Le pape Léon XIV a présenté lundi une lettre ouverte de 42 300 mots adressée aux 1,4 milliard de catholiques du monde, appelant à des protections contre l'essor de l'intelligence artificielle. Pour symboliser le dialogue qu'il souhaite instaurer entre les mondes spirituel et technologique, le souverain pontife était accompagné de Christopher Olah, cofondateur de la société Anthropic, l'une des principales entreprises d'IA.
Mais pour Jeremy Nixon, figure influente de la scène effrénée de l'IA dans la baie de San Francisco, cette rencontre a surtout mis en lumière l'écart profond entre les deux univers. « Ils ne dialoguent pas, a-t-il affirmé lors d'un entretien à l'A.G.I. House. Leurs perspectives sont distinctes. » M. Nixon est l'un des fondateurs de cette « hacker house » de San Francisco, nommée en référence à la quête de « l'intelligence générale artificielle », une machine hypothétique capable de faire tout ce que le cerveau humain peut faire.
Un fossé entre humanisme et techno-spiritualité
Tandis que le pape insiste sur le fait que l'IA n'est fondamentalement pas humaine, les propos de M. Olah lors de l'événement vatican laissaient, selon M. Nixon, entendre le contraire. Ce dernier explique que la différence entre la vision humaniste des risques de l'IA et le rêve technologique de ce qu'elle pourrait devenir est au cœur même de la raison d'être de sa communauté. « C'est la raison pour laquelle la communauté existe, a-t-il déclaré. C'est son objectif sous-jacent. »
L'A.G.I. House, située dans le quartier de Twin Peaks à San Francisco, est un lieu de résidence et de travail pour de nombreuses personnes ayant contribué à créer les technologies d'IA que le pape critique dans son encyclique. Les résidents et visiteurs de cette maison partagent une conviction profonde que l'IA peut transcender les limitations humaines, une forme de spiritualité fondée sur la technologie plutôt que sur la religion.

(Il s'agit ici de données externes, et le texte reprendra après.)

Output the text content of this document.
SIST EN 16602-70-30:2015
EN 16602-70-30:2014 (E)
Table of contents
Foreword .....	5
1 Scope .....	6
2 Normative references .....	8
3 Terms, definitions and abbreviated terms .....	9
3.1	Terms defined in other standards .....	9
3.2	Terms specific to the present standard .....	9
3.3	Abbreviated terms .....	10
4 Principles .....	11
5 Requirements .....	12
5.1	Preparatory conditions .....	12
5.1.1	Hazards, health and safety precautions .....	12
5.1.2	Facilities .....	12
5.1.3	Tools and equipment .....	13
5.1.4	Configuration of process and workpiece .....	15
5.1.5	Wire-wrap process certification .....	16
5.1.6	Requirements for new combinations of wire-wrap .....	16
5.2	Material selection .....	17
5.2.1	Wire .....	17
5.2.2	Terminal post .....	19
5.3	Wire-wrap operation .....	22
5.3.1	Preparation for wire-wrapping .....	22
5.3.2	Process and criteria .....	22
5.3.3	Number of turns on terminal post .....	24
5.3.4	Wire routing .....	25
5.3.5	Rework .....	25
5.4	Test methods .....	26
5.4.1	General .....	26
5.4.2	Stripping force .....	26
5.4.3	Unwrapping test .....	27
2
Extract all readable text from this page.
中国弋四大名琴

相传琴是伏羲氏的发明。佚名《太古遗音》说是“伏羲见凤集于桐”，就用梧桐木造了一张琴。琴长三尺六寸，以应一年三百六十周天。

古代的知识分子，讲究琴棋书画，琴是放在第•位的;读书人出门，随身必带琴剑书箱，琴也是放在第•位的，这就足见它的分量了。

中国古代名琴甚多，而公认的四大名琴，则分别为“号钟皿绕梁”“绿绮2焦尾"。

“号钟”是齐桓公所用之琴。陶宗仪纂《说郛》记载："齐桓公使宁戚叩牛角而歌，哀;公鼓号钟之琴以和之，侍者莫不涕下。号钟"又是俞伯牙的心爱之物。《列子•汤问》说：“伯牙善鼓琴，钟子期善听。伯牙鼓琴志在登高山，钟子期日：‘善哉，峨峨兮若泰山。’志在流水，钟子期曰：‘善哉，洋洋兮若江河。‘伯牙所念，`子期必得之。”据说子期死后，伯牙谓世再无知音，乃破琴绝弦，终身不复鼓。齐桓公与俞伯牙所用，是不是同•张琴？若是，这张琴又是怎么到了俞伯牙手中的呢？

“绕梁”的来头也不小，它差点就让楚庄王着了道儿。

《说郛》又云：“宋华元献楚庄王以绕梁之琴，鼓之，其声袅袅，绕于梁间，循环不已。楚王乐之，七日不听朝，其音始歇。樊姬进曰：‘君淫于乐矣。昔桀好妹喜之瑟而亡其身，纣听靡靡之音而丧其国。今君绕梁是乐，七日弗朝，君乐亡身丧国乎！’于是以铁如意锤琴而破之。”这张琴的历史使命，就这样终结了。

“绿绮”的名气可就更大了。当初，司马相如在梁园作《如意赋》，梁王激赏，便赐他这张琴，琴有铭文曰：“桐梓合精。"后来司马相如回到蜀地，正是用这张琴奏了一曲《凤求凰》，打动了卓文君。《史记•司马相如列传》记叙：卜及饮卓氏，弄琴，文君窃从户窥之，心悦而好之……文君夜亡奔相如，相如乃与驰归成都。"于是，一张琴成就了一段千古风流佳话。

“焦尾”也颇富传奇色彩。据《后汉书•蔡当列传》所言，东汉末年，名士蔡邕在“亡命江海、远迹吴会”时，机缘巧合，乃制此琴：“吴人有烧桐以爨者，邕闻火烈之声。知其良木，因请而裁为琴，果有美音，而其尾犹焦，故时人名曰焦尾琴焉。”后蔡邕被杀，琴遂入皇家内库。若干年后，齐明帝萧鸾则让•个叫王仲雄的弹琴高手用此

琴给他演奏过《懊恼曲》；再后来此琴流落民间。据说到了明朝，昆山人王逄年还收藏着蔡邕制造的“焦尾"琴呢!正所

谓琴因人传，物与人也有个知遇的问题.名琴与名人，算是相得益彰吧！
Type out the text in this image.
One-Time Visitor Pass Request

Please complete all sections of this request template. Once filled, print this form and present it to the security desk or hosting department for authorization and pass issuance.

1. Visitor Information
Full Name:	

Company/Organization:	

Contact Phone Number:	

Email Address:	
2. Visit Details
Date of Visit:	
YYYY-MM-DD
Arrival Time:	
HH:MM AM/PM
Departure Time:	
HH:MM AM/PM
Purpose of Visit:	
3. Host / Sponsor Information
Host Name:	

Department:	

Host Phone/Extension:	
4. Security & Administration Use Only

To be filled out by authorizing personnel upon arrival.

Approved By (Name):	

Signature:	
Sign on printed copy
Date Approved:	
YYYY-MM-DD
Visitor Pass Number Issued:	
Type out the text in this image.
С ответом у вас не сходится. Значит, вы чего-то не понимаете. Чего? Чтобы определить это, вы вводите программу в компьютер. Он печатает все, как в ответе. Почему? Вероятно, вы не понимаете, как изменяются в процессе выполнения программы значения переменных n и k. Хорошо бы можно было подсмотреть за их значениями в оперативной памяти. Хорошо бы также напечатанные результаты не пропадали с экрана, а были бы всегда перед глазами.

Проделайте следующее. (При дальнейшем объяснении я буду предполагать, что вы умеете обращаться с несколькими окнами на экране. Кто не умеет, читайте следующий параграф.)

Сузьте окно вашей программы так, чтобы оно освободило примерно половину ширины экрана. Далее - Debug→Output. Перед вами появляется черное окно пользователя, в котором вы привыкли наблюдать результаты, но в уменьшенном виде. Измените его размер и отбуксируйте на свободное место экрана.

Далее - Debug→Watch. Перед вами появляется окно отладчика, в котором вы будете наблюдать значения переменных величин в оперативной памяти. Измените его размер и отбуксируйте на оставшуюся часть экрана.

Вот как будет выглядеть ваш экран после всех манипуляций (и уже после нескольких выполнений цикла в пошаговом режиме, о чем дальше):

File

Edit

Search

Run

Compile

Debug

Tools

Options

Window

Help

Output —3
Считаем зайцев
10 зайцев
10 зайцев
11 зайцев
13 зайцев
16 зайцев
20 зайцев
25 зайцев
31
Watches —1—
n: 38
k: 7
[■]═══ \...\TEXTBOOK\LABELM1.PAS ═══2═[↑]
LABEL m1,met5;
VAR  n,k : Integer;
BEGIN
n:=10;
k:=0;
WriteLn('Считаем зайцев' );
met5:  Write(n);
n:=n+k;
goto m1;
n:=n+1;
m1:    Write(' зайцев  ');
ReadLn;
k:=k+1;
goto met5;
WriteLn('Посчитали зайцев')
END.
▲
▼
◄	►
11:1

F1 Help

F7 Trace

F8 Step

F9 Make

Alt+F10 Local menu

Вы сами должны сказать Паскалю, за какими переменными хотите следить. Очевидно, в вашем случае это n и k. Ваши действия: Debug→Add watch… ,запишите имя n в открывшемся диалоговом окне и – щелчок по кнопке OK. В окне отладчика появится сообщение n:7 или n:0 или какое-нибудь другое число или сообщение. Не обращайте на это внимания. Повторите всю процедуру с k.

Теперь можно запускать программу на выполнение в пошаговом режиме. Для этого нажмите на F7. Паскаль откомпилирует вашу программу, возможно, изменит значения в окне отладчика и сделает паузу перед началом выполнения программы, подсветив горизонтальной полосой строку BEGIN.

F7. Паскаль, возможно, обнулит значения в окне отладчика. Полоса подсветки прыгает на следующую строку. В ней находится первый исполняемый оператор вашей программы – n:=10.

Un appel pontifical sans écho dans la Silicon Valley
La lettre du pape Léon, qui succède à Benoît XVI après la renonciation de François, aborde la nécessité de réguler l'IA pour préserver la dignité humaine et éviter une substitution de l'homme par la machine. Mais dans les cercles technologiques de San Francisco, ces avertissements sont souvent accueillis avec scepticisme, voire indifférence. Les partisans de l'AGI considèrent que la poursuite d'une intelligence artificielle générale est inévitable et bénéfique, et que les inquiétudes morales traditionnelles sont soit exagérées, soit dépassées.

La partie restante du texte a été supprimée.